Couple who offered ‘spirtual healing’ retreats with toad venom and ayahuasca arrested in southern Spain

A COUPLE have been arrested in Callosa de Segura, inland from the Costa Blanca in Spain’s Alicante province after posting videos of their weekend retreats on social media.

The husband and wife team offered ceremonies that used banned psychotropic substances to induce a ‘spiritual experience’ for which they charged guests between €75 and €150 a session or up to €350 for an entire weekend.

Spain’s Guardia Civil said they arrested the man and woman, aged 42 and 38 after analysing videos they posted on their social media sites to advertise their services.

“Clients were observed consuming in liquid form or inhaling psychotropics given to them by him [the master of the ceremonies] while she obstructed their breathing in order to retain the smoke inside of them for longer,” said the Guardia Civil in a statement. “As a consequence of this practice, clients would fall to the ground with convulsions and show serious alterations of consciousness.”

Raids on their home and at the headquarters of the association they found in 2019 resulted in the discovery of 97 substances that contravene the 1971 United Nations convention on psychotropic substances including ayahuasca, a plant concoction that contains the natural hallucinogen known as DMT.

Locked in safe in the bedroom, officers discovered samples of venom from the Bufo alvarius, a toad that lives in Mexico’s Sonoran desert that secretes a powerful psychedelic serum often used in shamanic ceremonies.

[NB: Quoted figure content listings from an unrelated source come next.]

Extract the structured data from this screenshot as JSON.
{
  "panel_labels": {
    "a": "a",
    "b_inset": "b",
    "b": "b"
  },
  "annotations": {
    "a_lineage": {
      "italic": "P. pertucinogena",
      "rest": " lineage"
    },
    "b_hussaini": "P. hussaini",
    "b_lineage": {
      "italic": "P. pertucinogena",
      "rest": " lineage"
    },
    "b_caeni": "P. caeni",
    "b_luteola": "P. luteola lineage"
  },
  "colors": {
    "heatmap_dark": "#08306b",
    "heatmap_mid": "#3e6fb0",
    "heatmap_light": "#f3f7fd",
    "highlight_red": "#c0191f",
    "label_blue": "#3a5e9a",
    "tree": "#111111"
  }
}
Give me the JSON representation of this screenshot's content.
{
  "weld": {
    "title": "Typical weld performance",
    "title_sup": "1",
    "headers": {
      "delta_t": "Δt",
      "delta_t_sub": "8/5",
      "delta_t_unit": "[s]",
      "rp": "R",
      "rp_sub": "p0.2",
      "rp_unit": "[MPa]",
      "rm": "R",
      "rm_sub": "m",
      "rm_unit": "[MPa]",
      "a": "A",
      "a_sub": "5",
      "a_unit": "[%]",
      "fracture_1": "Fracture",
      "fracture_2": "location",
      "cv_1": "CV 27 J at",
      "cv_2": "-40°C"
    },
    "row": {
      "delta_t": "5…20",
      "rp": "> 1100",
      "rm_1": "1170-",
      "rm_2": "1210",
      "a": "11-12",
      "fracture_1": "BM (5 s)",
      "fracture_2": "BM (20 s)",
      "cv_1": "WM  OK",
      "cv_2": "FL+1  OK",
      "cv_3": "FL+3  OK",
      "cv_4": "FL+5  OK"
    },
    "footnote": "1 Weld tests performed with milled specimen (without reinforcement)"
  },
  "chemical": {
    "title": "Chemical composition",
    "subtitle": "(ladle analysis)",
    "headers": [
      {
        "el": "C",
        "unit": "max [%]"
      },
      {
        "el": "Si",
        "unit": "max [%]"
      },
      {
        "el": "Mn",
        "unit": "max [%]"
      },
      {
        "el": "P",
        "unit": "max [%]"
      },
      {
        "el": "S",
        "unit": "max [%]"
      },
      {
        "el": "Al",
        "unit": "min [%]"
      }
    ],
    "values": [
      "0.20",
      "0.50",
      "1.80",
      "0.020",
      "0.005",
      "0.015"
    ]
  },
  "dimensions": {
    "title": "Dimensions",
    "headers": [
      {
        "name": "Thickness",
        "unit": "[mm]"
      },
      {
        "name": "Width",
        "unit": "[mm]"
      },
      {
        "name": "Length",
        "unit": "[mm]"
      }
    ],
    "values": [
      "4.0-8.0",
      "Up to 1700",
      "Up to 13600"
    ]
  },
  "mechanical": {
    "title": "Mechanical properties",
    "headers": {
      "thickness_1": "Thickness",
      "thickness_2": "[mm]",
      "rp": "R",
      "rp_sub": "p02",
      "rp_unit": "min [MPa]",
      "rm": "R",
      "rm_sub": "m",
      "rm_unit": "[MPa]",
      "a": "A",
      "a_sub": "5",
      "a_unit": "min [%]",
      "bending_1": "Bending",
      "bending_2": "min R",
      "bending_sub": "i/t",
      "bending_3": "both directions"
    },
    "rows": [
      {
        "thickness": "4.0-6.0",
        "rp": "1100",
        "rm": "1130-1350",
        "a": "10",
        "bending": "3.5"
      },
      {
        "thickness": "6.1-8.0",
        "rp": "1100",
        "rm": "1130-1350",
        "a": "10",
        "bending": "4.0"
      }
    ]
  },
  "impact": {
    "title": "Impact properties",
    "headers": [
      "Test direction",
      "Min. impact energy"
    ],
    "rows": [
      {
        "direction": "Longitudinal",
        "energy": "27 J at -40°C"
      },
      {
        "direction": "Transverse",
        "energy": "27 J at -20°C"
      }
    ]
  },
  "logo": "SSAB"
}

Other banned substances included the mushroom Amanita muscaria, and ibogaine, a drug from a plant that grows in the rainforests of Gabon, which the couple used in ceremonies billed as “international ancestral medicine”

The popularity of such ceremonies led by a so-called Shaman, has grown among those looking for ‘a spiritual awakening’ as some claim the hallucinations provide mental clarity and spiritual insight.

However, the police warned of the dangers. The couple “did not possess any professional qualifications or training” that could allow them to supply psychoactive or hallucinogenic substances “that could represent a serious threat to health”.

The pair, who have not been named by police, have been charged with violating public health laws.